No livro “Veneno Remédio” (Companhia das Letras, 446 páginas), o santista José Miguel Wisnik se pergunta se o fato de ter crescido na era Pelé, quando uma criança recém iniciada nos estádios era exposta à “força daqueles fatos”, como se eles fossem naturais no futebol e na vida, não teria produzido em sua personalidade uma “incurável tendência de ver sentido em tudo”.

É uma boa pergunta otimista, que só poderia ser feita em chave oposta por quem tomou consciência de torcedor nos anos 1980. Ao menos no caso do torcedor da seleção brasileira: enquanto a Copa da Espanha ainda é uma memória com traços da ternura da infância, na qual o choro tem também as cores vivas do Sarriá e o cheiro de tuti-fruti das figurinhas do álbum da Ping Pong colecionado aos 9 anos, os eventos de 1986 consolidaram na minha adolescência a noção nada poética de um universo inconfiável e cruel.

Não que o time presente no México pela segunda vez em dezesseis anos fosse espetacular. A geração de Zico, Sócrates e Falcão estava descontada por lesões ou já fazia a curva descendente. Renato Gaúcho havia sido cortado porque ajudou Leandro a pular o muro da concentração. Só vencemos a Espanha na estreia por erros do juiz a nosso favor. A dupla Elzo e Alemão está para a história do meio campo da seleção mais ou menos como as duplas sertanejas atuais estão para a história da música.

Ainda assim, a antológica derrota para a França nas quartas de final – como a antológica eliminação de 1982, na mesma fase – carrega algo estranho a traumas como os de 1950 ou 2014. Não o complexo de vira-latas rodriguiano, com sua descrença moral numa possibilidade de mudança que no fim das contas era factível contra o Uruguai no Maracanã, nem a admissão revoltada de nossa incompetência técnica, administrativa e política durante e depois do 7 a 1 – e sim um sentimento algo metafísico, mais fatalismo do que espanto, mais lamento do que raiva por causa das injustiças do acaso.

Em função disso, ao término de uma das melhores partidas de todas as Copas a que assisti, e a despeito das qualidades do time francês, não achamos culpados maiores que a maldição de três bolas na trave, inúmeras chances jogadas fora, um pênalti que teve rebote por causa das costas do nosso goleiro e outros dois perdidos por grandes ídolos do Brasil moderno.

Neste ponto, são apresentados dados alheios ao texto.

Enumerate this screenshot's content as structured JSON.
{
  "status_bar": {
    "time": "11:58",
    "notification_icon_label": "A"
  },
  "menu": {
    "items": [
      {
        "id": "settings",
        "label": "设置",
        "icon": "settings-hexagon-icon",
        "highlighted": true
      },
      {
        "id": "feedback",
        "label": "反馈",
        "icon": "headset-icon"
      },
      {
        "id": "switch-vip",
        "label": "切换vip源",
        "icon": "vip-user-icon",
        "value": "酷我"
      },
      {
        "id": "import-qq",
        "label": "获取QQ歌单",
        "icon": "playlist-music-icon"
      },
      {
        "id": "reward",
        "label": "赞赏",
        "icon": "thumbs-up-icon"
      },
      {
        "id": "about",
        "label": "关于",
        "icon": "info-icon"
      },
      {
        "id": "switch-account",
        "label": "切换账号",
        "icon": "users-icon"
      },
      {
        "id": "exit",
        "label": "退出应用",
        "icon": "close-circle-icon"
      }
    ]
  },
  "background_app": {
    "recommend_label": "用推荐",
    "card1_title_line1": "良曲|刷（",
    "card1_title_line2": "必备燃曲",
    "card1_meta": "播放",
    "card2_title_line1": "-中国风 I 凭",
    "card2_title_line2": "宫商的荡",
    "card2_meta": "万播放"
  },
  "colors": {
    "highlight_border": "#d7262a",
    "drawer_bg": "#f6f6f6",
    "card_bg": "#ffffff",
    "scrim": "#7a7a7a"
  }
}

No primeiro, Zico encerrou uma espécie de jornada do herói pautada apenas pela tragédia – do joelho operado por causa da entrada criminosa de um lateral do Bangu em 1985 à defesa de Bats aos 28 da etapa final, passando pelos meses intermináveis de fisioterapia que jamais trariam a recompensa de um título mundial inédito.

No segundo, já no desempate depois da prorrogação, e de acordo com um depoimento dado a Juca Kfouri, Sócrates fez o que não costumava fazer em decisões por pênaltis: seguindo uma ordem de Telê Santana, abriu a série em vez de ser o quinto a bater, não tendo tempo, assim, de observar o comportamento do goleiro adversário.

Os raríssimos erros de ambos têm atenuantes físicas. Zico cobrou logo ao entrar em campo substituindo Muller, ainda frio, e Sócrates era um veterano que correra 120 minutos e estava com a musculatura extenuada. Apesar disso, não dá para dissociar do fracasso duplo o possível peso psicológico das expectativas sobre nossa safra mais virtuosa e elegante desde 1970.

Era uma sombra que se estendia pelo tempo, cobrindo o período tumultuado da preparação entre 1982 e 1986, com a saída e a volta de um Telê ainda mais detalhista, fechado e teimoso, e pelo espaço: o medo que contaminava quem estava longe de Guadalajara e perto do crescente anticlímax da segunda metade da década – eu tomando Nescau em frente a uma TV de tubo aos 13 anos, em Porto Alegre, num país de redemocratização recente e já repleta de baixas.

Enxergar nos caprichos punitivos da providência futebolística um prolongamento dos caprichos punitivos da realidade externa às quatro linhas era natural. Ser adolescente por volta de 1986 era experimentar a alegria da vitória de Tancredo Neves e a ressaca de sua morte antes da posse, o sonho da estabilização econômica vinda com o Plano Cruzado e o pesadelo de seu fracasso logo adiante, o começo da vida sexual e o fantasma galopante da Aids.

Há vários modos de ver como tal oscilação entre promessas retumbantes e desfechos catastróficos acompanhou a psicologia das arquibancadas nas décadas seguintes. Por um lado, o próprio futebol se encarregou de fechar seus ciclos: os mesmos detalhes fatais da regra que derrotou o Brasil em 1986 nos dariam a vitória em 1994, com uma cobrança bizarramente desperdiçada por Roberto Baggio em Pasadena.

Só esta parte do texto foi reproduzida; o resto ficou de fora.